Mas como facilmente se percebe, nenhuma epidemia segue eternamente um processo de crescimento exponencial: mesmo no pior cenário, sem qualquer tipo de resposta, atinge-se mais cedo ou mais tarde um ponto em que a redução do número de indivíduos suscetíveis de serem infetados leva à desaceleração do número de contágios. Por esgotamento gradual do número de suscetiveis, x torna-se menor que 1. E se a própria exposição ao vírus permitir desenvolver a imunidade de grupo tão falada nos últimos dias a propósito das opções britânicas, o número total de casos irá convergir para um máximo que poderá ser uma proporção maior ou menor da população total. Pedro Pita Barros tem por isso razão em não acreditar na curva exponencial: afinal de contas, toda a epidemia segue sempre uma curva logística e não exponencial, independentemente da primeira, na sua fase inicial, se assemelhar muito a uma exponencial (ver a Figura da direita, em cima).

Em todo o caso, o que nos deve importar realmente não é a discussão geral sobre processo exponencial versus processo logístico, que numa população finita está resolvida por definição. A questão é muito mais concreta e passa por conhecer – e sobretudo antecipar – o ponto de inflexão em que a curva passa de convexa a côncava. Passa também por reduzir o valor para que converge o número total de infetados, casos graves e casos fatais. Seguramente, não queremos atingir o ponto de inflexão devido ao esgotamento gradual do número de indivíduos suscetíveis, mas porque conseguimos reduzir ativa e suficientemente a velocidade de contágio.

Ora, as respostas a estas questões fundamentais não podem ser encontradas nos dados dos dias anteriores, nem sequer nas propriedades do vírus. Aquilo de que dependem fundamentalmente é das respostas comportamentais das pessoas – quer as induzidas pelas medidas de saúde pública quer as tomadas voluntariamente por maior consciencialização ou receio do perigo. A maior ou menor redução da velocidade de contágio é o que vai provocar a mais lenta ou mais rápida passagem do ponto de inflexão na curva logística e permitir a convergência para um menor ou maior número total de casos. E essa maior ou menor redução da velocidade de contágio não está escrita nas estrelas, nas folhas de cálculo dos economistas ou no RNA do vírus – evolui de dia para dia e continua a depender crucialmente do comportamento de cada um de nós.

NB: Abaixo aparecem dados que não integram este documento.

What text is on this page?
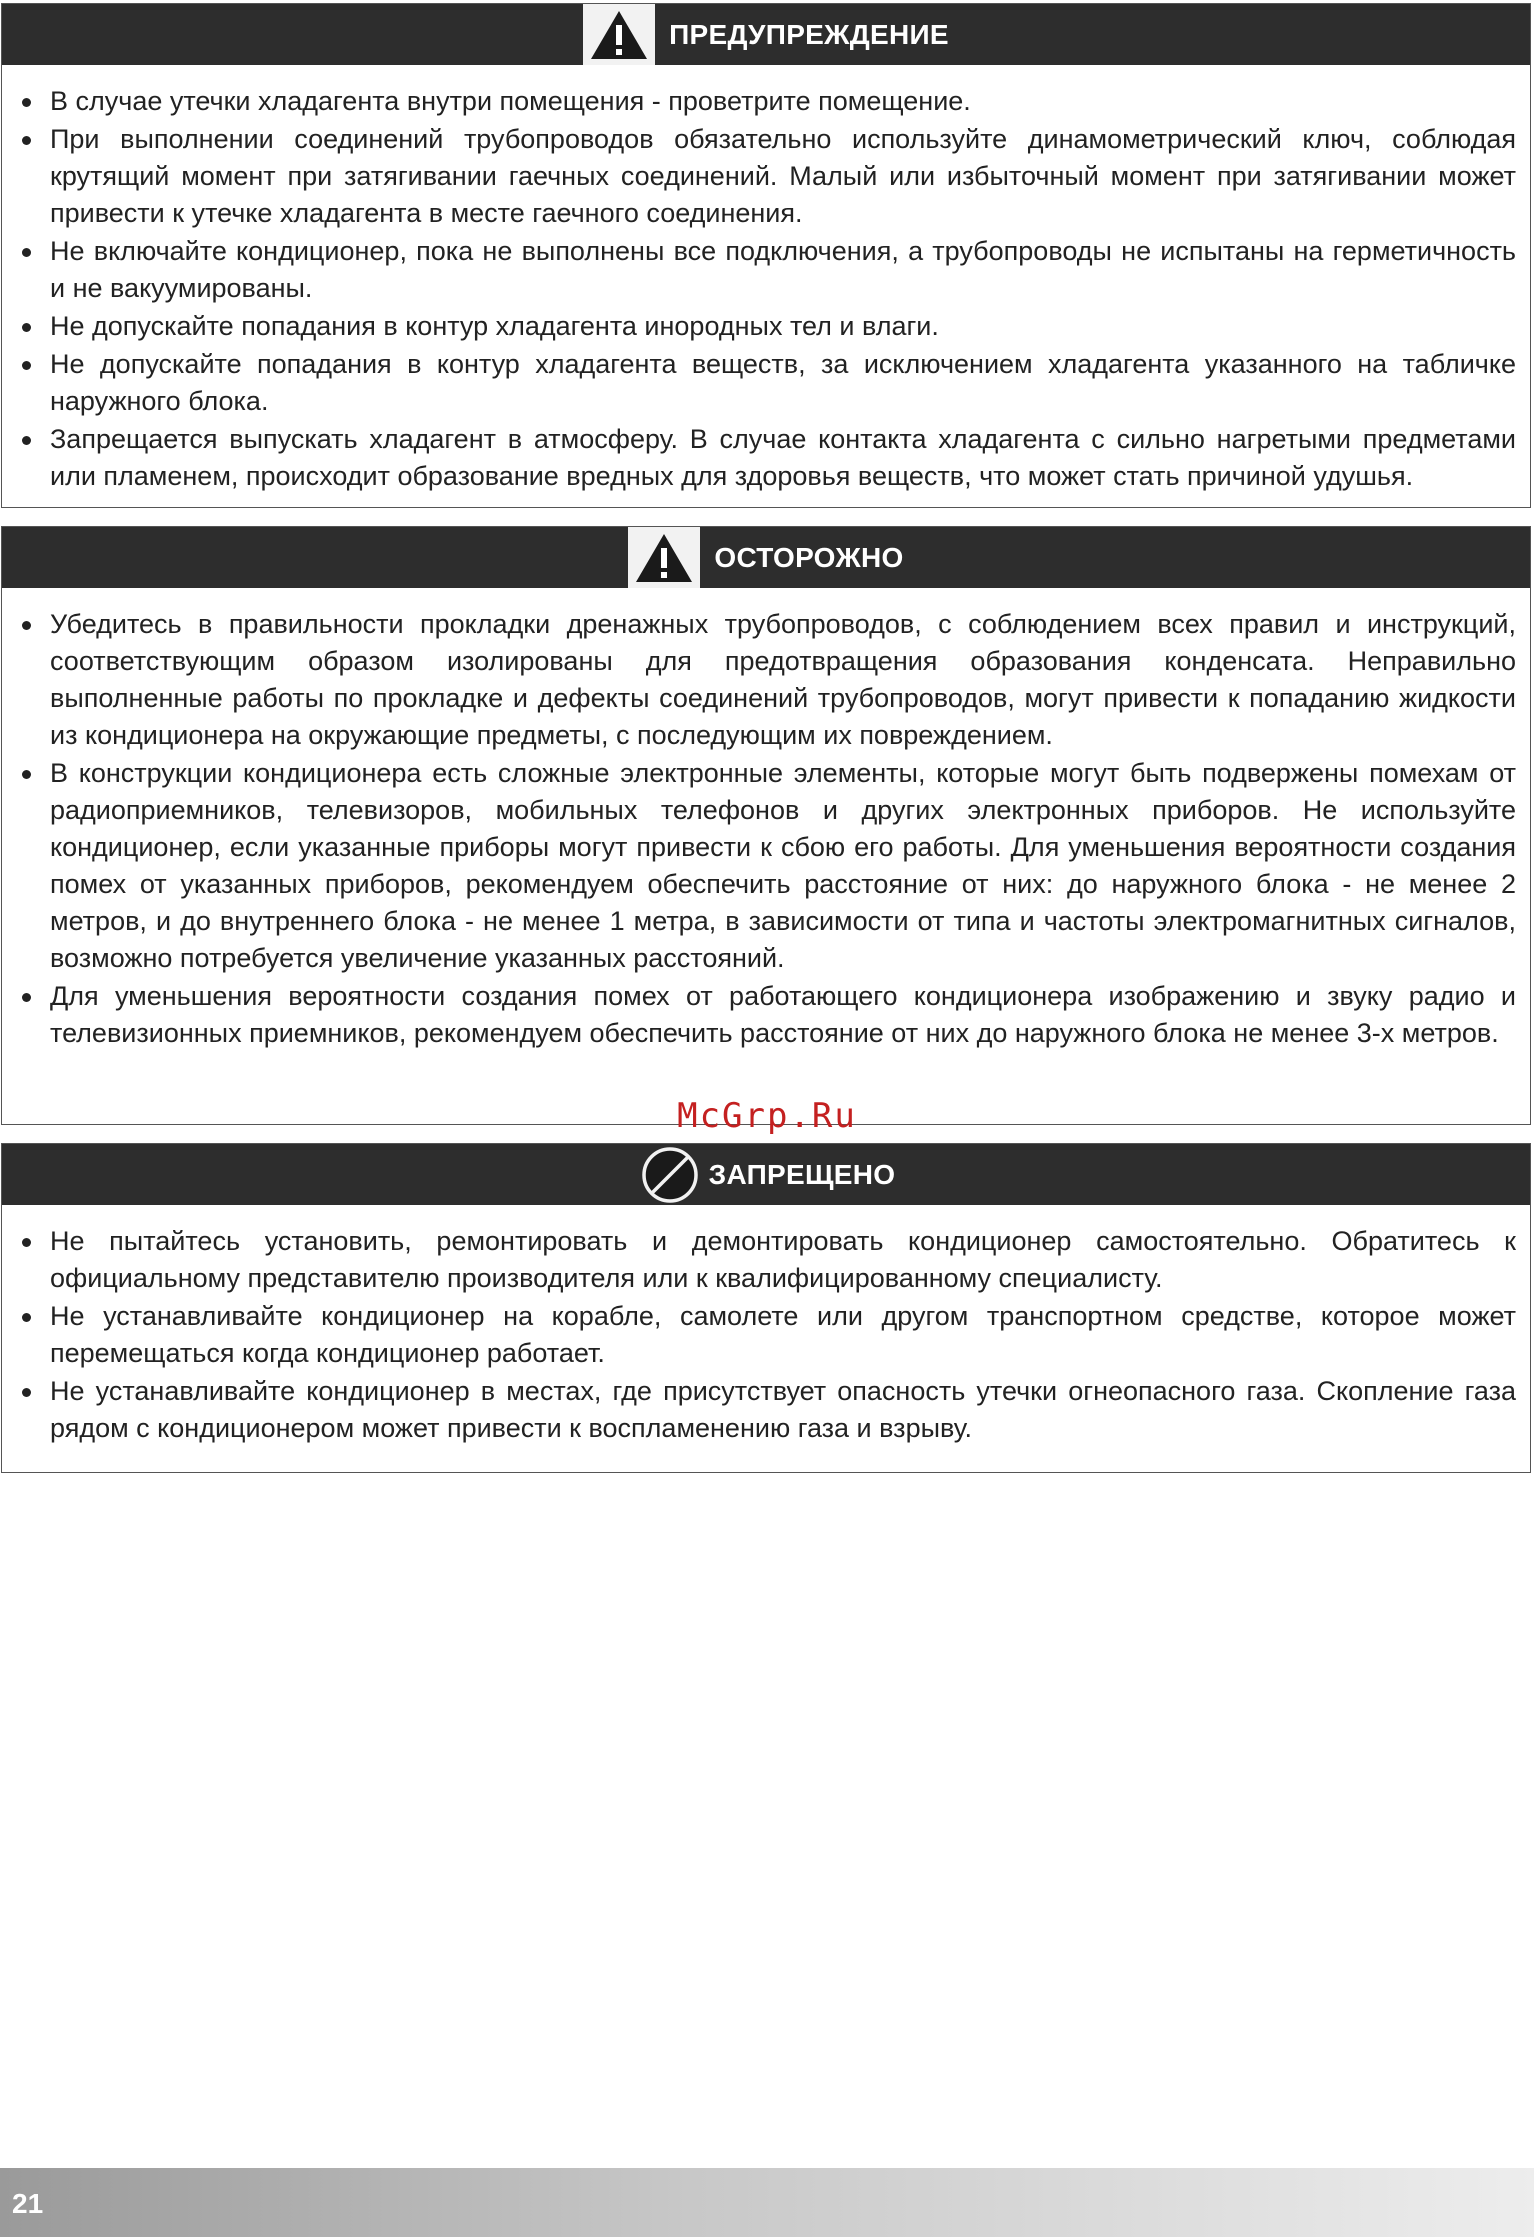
ПРЕДУПРЕЖДЕНИЕ
В случае утечки хладагента внутри помещения - проветрите помещение.
При выполнении соединений трубопроводов обязательно используйте динамометрический ключ, соблюдая крутящий момент при затягивании гаечных соединений. Малый или избыточный момент при затягивании может привести к утечке хладагента в месте гаечного соединения.
Не включайте кондиционер, пока не выполнены все подключения, а трубопроводы не испытаны на герметичность и не вакуумированы.
Не допускайте попадания в контур хладагента инородных тел и влаги.
Не допускайте попадания в контур хладагента веществ, за исключением хладагента указанного на табличке наружного блока.
Запрещается выпускать хладагент в атмосферу. В случае контакта хладагента с сильно нагретыми предметами или пламенем, происходит образование вредных для здоровья веществ, что может стать причиной удушья.
ОСТОРОЖНО
Убедитесь в правильности прокладки дренажных трубопроводов, с соблюдением всех правил и инструкций, соответствующим образом изолированы для предотвращения образования конденсата. Неправильно выполненные работы по прокладке и дефекты соединений трубопроводов, могут привести к попаданию жидкости из кондиционера на окружающие предметы, с последующим их повреждением.
В конструкции кондиционера есть сложные электронные элементы, которые могут быть подвержены помехам от радиоприемников, телевизоров, мобильных телефонов и других электронных приборов. Не используйте кондиционер, если указанные приборы могут привести к сбою его работы. Для уменьшения вероятности создания помех от указанных приборов, рекомендуем обеспечить расстояние от них: до наружного блока - не менее 2 метров, и до внутреннего блока - не менее 1 метра, в зависимости от типа и частоты электромагнитных сигналов, возможно потребуется увеличение указанных расстояний.
Для уменьшения вероятности создания помех от работающего кондиционера изображению и звуку радио и телевизионных приемников, рекомендуем обеспечить расстояние от них до наружного блока не менее 3-х метров.
McGrp.Ru
ЗАПРЕЩЕНО
Не пытайтесь установить, ремонтировать и демонтировать кондиционер самостоятельно. Обратитесь к официальному представителю производителя или к квалифицированному специалисту.
Не устанавливайте кондиционер на корабле, самолете или другом транспортном средстве, которое может перемещаться когда кондиционер работает.
Не устанавливайте кондиционер в местах, где присутствует опасность утечки огнеопасного газа. Скопление газа рядом с кондиционером может привести к воспламенению газа и взрыву.
21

Por isso, leia e acompanhe estes exercicios de previsão da evolução da epidemia, mas desconfie deles sempre que sugiram inevitabilidades: sejam eles mais catastróficos (curva exponencial) ou relativamente mais otimistas (curva logística, especialmente se baseada num ajustamento em função do precedente asiático), essa ideia de inevitabilidade alimenta uma complacência que pode ter consequências perigosas. A evolução desta crise continua a estar em aberto, e nas mãos de todos nós.

Nota final: Como disse no inicio, esta é uma hora de grave crise em que na linha de frente, durante as próximas largas semanas, vai estar sobretudo o pessoal médico e de enfermagem. Vão trabalhar horas infindáveis, estar longe das famílias, passar inúmeros desconfortos, tomar decisões que ninguém deveria ter de tomar, correr riscos de saúde e de vida. Vão fazê-lo por todos nós. Muitos, estando já aposentados, prontificaram-se a regressar ao serviço. A todas e todos eles, exprimo desde já a minha profunda gratidão. Que não nos esqueçamos deles nem agora nem quando tivermos superado esta crise.